FIG. 4 is a block diagram illustrating an implementation of a speech access server 122, in accordance with some embodiments. Speech access server 122 typically includes one or more processing units (CPUs) 402 for executing modules, programs and/or instructions stored in memory 406 and thereby performing processing operations, memory 406, and one or more communication buses 408 for interconnecting these components. Communication buses 408 optionally include circuitry (sometimes called a chipset) that interconnects and controls communications between system components. Speech access server 122 is coupled to terminal 110 and speech recognition server(s) 124 by communication buses 408. Memory 406 includes high-speed random access memory, such as DRAM, SRAM, DDR RAM or other random access solid state memory devices, and may include non-volatile memory, such as one or more magnetic disk storage devices, optical disk storage devices, flash memory devices, or other non-volatile solid state storage devices. Memory 406 optionally includes one or more storage devices remotely located from the CPU(s) 402. Memory 406, or alternately the non-volatile memory device(s) within memory 406, comprises a non-transitory computer readable storage medium. In some embodiments, memory 406, or the computer readable storage medium of memory 406 stores the following programs, modules, and data structures, or a subset thereof:

    • an operating system 410 that includes procedures for handling various basic system services and for performing hardware dependent tasks;
    • a communications module 412 that is used for connecting the speech access server 122 to a terminal (e.g., terminal 110) or other servers (e.g., speech recognition server(s) 124) via one or more communication networks (wired or wireless), such as the Internet, other wide area networks, local area networks, metropolitan area networks, and so on;
    • an initialization module 414 that is used for initializing the speech access server 122, including establishing one or more connections (e.g., one or more Transmission Control Protocol (TCP) long connections) with other servers (e.g., speech recognition server(s) 124);
    • a load balancing module 416 that is used for load balancing speech requests in a speech recognition system (e.g., server cluster 120, FIG. 1); and
    • a recording module 426 that is used for recording which speech recognition servers were not available for processing.
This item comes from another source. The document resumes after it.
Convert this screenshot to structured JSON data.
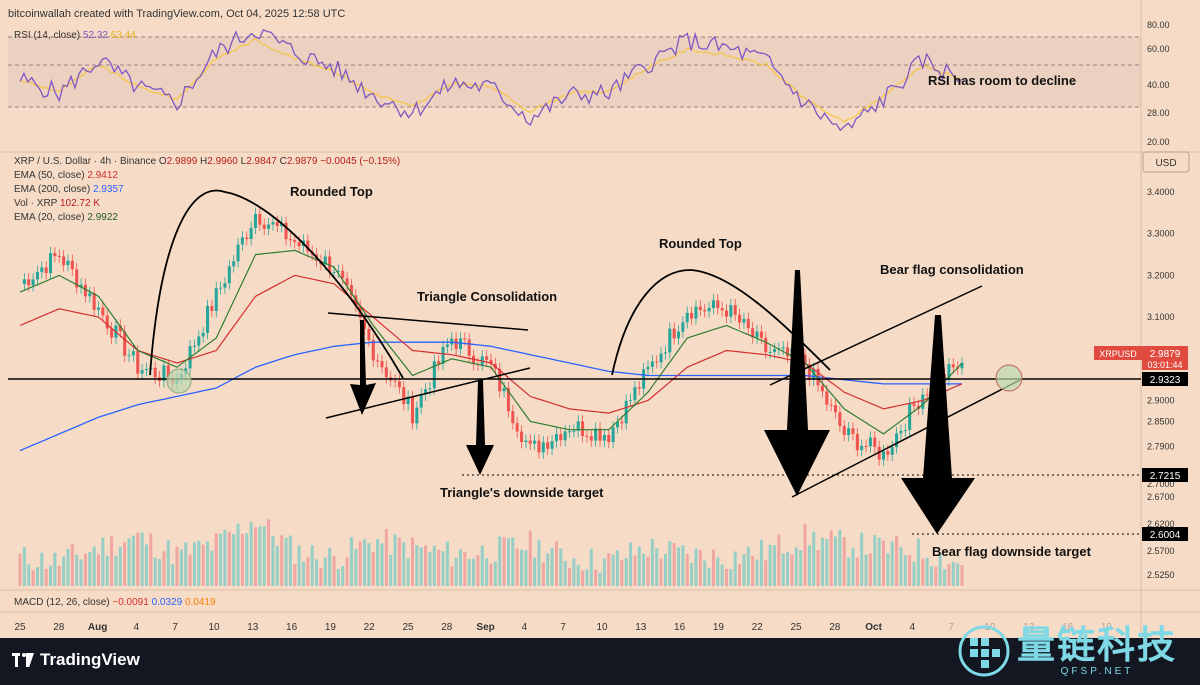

In some embodiments, the load balancing module 416 optionally includes the following modules or sub-modules, or a subset thereof:

    • a receiving module 418 that is used for receiving a speech request from a terminal (e.g., terminal 110);
    • a selection module 420 that is used for selecting a speech recognition server (e.g., one of the speech recognition server(s) 124) to process the speech request;
    • a forwarding module 422 that is used for forwarding the speech request to an available speech recognition server; and
    • a results module 424 that is used for determining whether the speech request was processed successfully and returning a message to the terminal indicating the result of processing the speech request (e.g., whether the speech request was processed successfully or not).

Each of the above identified elements may be stored in one or more of the previously mentioned memory devices, and corresponds to a set of instructions for performing a function described above. The above identified modules or programs (i.e., sets of instructions) need not be implemented as separate software programs, procedures or modules, and thus various subsets of these modules may be combined or otherwise re-arranged in various embodiments. In some embodiments, memory 406 may store a subset of the modules and data structures identified above. Furthermore, memory 406 may store additional modules and data structures not described above. In some embodiments, the programs, modules, and data structures stored in memory 406, or the computer readable storage medium of memory 406, provide instructions for implementing any of the methods described below with reference to FIGS. 5A-5D.

Although FIG. 2 shows a speech access server 122, FIG. 2 is intended more as functional description of the various features which may be present in a speech access server than as a structural schematic of the embodiments described herein. In practice, and as recognized by those of ordinary skill in the art, items shown separately could be combined and some items could be separated.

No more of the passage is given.